2. That being said, I have a feeling that I might have made some micro scratches in the glass during all this work. I tried to make the working area as clean as possible and used compressed air to blow down everything to keep dust out. Nevertheless, this was by no means a "clean room." Thus the small dots on a black screen.

3. All I can say is breath deep and keep a cool head when applying the polarizing film, and then positioning the glass slide, and then trying to glue it all without scratching the polarizer. I used JB Weld which is rated for 500 degF, so I think I'm good there. However, I glued it in late last night only to find this morning that I had scratched the polarizer really bad. So I had to cut the glue off again, and start all over. This time I thought it all looked pretty good before putting it all back together again. I thought I had seen some small scratches, but it was hard to tell. In either case, just be as clean and careful as you can.

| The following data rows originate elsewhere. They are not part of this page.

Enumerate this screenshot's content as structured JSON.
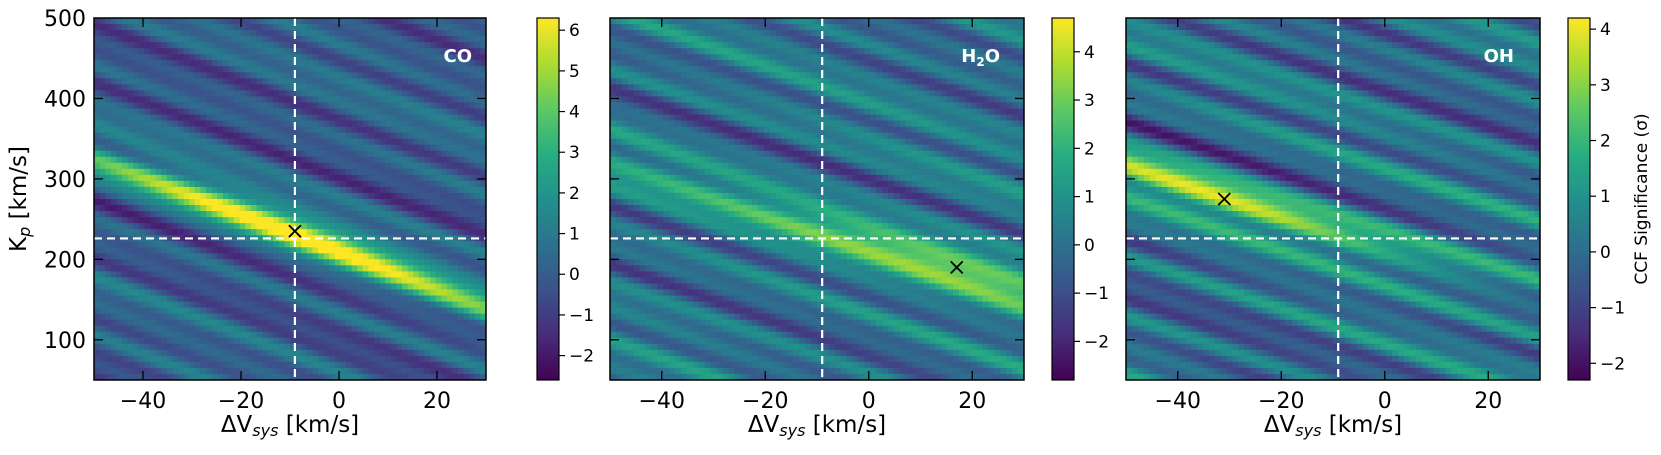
{
  "shared": {
    "xlabel": "ΔV_sys [km/s]",
    "ylabel": "K_p [km/s]",
    "colorbar_label": "CCF Significance (σ)",
    "colormap": "viridis",
    "ref_vsys": -9,
    "ref_kp": 226,
    "ref_line_color": "#ffffff",
    "marker_color": "#000000"
  },
  "chart_data": [
    {
      "type": "heatmap",
      "panel_label": "CO",
      "xlim": [
        -50,
        30
      ],
      "ylim": [
        50,
        500
      ],
      "xticks": [
        -40,
        -20,
        0,
        20
      ],
      "yticks": [
        100,
        200,
        300,
        400,
        500
      ],
      "xlabel": "ΔV_sys [km/s]",
      "ylabel": "K_p [km/s]",
      "clim": [
        -2.6,
        6.3
      ],
      "cbar_ticks": [
        -2,
        -1,
        0,
        1,
        2,
        3,
        4,
        5,
        6
      ],
      "peak": {
        "x": -9,
        "y": 235,
        "value": 6.3
      },
      "ridge_slope": -2.2,
      "marker": {
        "x": -9,
        "y": 235
      }
    },
    {
      "type": "heatmap",
      "panel_label": "H2O",
      "xlim": [
        -50,
        30
      ],
      "ylim": [
        50,
        500
      ],
      "xticks": [
        -40,
        -20,
        0,
        20
      ],
      "yticks": [],
      "xlabel": "ΔV_sys [km/s]",
      "clim": [
        -2.8,
        4.7
      ],
      "cbar_ticks": [
        -2,
        -1,
        0,
        1,
        2,
        3,
        4
      ],
      "peak": {
        "x": 17,
        "y": 190,
        "value": 4.7
      },
      "ridge_slope": -2.1,
      "marker": {
        "x": 17,
        "y": 190
      }
    },
    {
      "type": "heatmap",
      "panel_label": "OH",
      "xlim": [
        -50,
        30
      ],
      "ylim": [
        50,
        500
      ],
      "xticks": [
        -40,
        -20,
        0,
        20
      ],
      "yticks": [],
      "xlabel": "ΔV_sys [km/s]",
      "clim": [
        -2.3,
        4.2
      ],
      "cbar_ticks": [
        -2,
        -1,
        0,
        1,
        2,
        3,
        4
      ],
      "cbar_label": "CCF Significance (σ)",
      "peak": {
        "x": -31,
        "y": 275,
        "value": 4.2
      },
      "ridge_slope": -2.0,
      "marker": {
        "x": -31,
        "y": 275
      }
    }
  ]
}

4. Even though I banged and beat the projector up, it all went back together fine and seems to be A-ok. The thing I was most worried about is what grpo went through with having to re-align the LCD screens. I did as he suggested and didn't dare touch the screws on the LCD and it all looks fine. No adjustment needed.

If it stays like it is now, it is for sure good enough to last until the next best thing rolls along. I really didn't want to buy a new 8350 seeing as it is so late in the model cycle. I have a feeling it is going to get replaced any time now!

Anyway, I think that is it. AGAIN, huge thanks to grpo. Without this guide I wouldn't have dared to try this!